5. Innovation Pipeline and Customer Engagement
Coherent’s technology roadmap is resonating with customers, as evidenced by multiple awards at OFC and deepening engagement around next-gen 1.6T and 3.2T transceivers. The upcoming optical circuit switch (OCS) launch, leveraging digital liquid crystal technology, is poised to expand addressable market and TAM in data center switching.
Key Considerations
Q3 marks a pivotal quarter in Coherent’s evolution, with networking and datacom now firmly at the center of the business model. Investors should weigh the following:
Key Considerations:
- AI Data Center Momentum: Sustained demand for high-speed optical transceivers is expected to drive both top-line growth and share gains over the next several quarters.
- Portfolio Restructuring Impact: Near-term restructuring costs are offset by a more focused, higher-margin portfolio and enhanced capital discipline.
- Manufacturing Investments: The six-inch indium phosphide ramp is a critical enabler for capacity, margin, and supply chain resilience.
- Gross Margin Levers: Product cost reduction, yield improvement, and selective pricing power are driving early gains, but mix and macro caution remain watchpoints.
- Industrial Segment Volatility: Ongoing softness in precision manufacturing and consumer electronics tempers the outlook for legacy businesses.
Risks
Macro uncertainty and industrial demand weakness remain the most significant external risks, with management taking a cautious stance on near-term outlooks for these segments. Product mix and unfavorable market shifts could pressure margins, while competitive intensity in optical components and potential supply chain disruptions (despite current resiliency) are ongoing concerns. Portfolio transition and restructuring may introduce execution risk as non-core exits and asset sales proceed.
Forward Outlook
For Q4 2025, Coherent guided to:
- Revenue of $1.425 billion to $1.575 billion
- Non-GAAP gross margin of 37% to 39%
- Non-GAAP EPS of $0.81 to $1.01
For full-year 2025, management maintained a strong growth outlook, emphasizing:
- Continued AI data center and telecom strength as primary growth engines
- Gross margin expansion as a key operational focus, with additional color expected at the May 28 Investor Day
Takeaways
Coherent’s Q3 results confirm a business model pivot toward high-growth, high-margin networking and datacom markets, with disciplined portfolio pruning and targeted manufacturing investments underpinning future scalability.
- Networking and AI Data Center Now Core Earnings Driver: The shift away from legacy industrials is accelerating, with optical innovation and customer wins fueling growth.
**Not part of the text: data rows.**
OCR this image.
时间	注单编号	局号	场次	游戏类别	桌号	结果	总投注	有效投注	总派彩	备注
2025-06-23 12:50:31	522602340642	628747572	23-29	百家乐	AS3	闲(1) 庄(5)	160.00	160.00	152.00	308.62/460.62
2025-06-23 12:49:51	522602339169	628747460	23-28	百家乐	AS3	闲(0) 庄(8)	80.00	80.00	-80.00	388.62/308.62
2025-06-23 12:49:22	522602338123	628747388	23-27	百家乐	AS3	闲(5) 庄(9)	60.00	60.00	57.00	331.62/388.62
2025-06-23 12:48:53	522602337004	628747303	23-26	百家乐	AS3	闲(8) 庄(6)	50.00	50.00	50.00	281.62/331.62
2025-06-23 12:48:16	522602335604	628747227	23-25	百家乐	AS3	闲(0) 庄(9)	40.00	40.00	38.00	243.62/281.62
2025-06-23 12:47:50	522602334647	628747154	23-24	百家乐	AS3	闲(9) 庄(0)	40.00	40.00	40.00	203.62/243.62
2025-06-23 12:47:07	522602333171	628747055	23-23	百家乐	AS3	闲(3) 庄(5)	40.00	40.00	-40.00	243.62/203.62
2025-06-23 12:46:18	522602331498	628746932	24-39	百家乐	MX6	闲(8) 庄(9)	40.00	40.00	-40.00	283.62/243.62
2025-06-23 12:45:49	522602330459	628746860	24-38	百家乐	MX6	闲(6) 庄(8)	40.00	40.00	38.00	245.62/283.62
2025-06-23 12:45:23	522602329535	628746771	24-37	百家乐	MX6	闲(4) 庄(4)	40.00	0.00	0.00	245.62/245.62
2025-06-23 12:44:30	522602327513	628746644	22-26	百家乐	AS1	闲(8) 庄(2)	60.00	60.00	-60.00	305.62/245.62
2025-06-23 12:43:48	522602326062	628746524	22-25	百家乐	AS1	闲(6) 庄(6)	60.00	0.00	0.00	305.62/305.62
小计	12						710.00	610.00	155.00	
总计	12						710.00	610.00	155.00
- Margin Expansion Strategy Is Working, But Early: Cost and pricing levers are delivering, but mix and macro headwinds require continued vigilance.
- Execution on Portfolio Realignment and Capacity Ramp Will Be Key: Success in these areas will determine whether margin gains and growth are sustainable as the business mix evolves.
Conclusion
Coherent’s Q3 marks a clear inflection toward a more focused, scalable, and resilient business, with networking and datacom at the forefront. While macro and mix risks persist, the company’s innovation pipeline, margin playbook, and portfolio discipline position it for continued long-term growth and profitability.
Industry Read-Through
Coherent’s outperformance and portfolio shift signal a broader industry trend: optical networking and AI data center demand remain robust, with hyperscaler and telecom upgrades accelerating. Players with broad photonics portfolios and manufacturing flexibility are best positioned to capture share, while legacy industrial and consumer electronics exposure remains a drag. Margin expansion via cost, pricing, and capacity investments will be a key differentiator across the photonics and semiconductor supply chain, as customers and investors reward focus and scale in high-growth optical markets.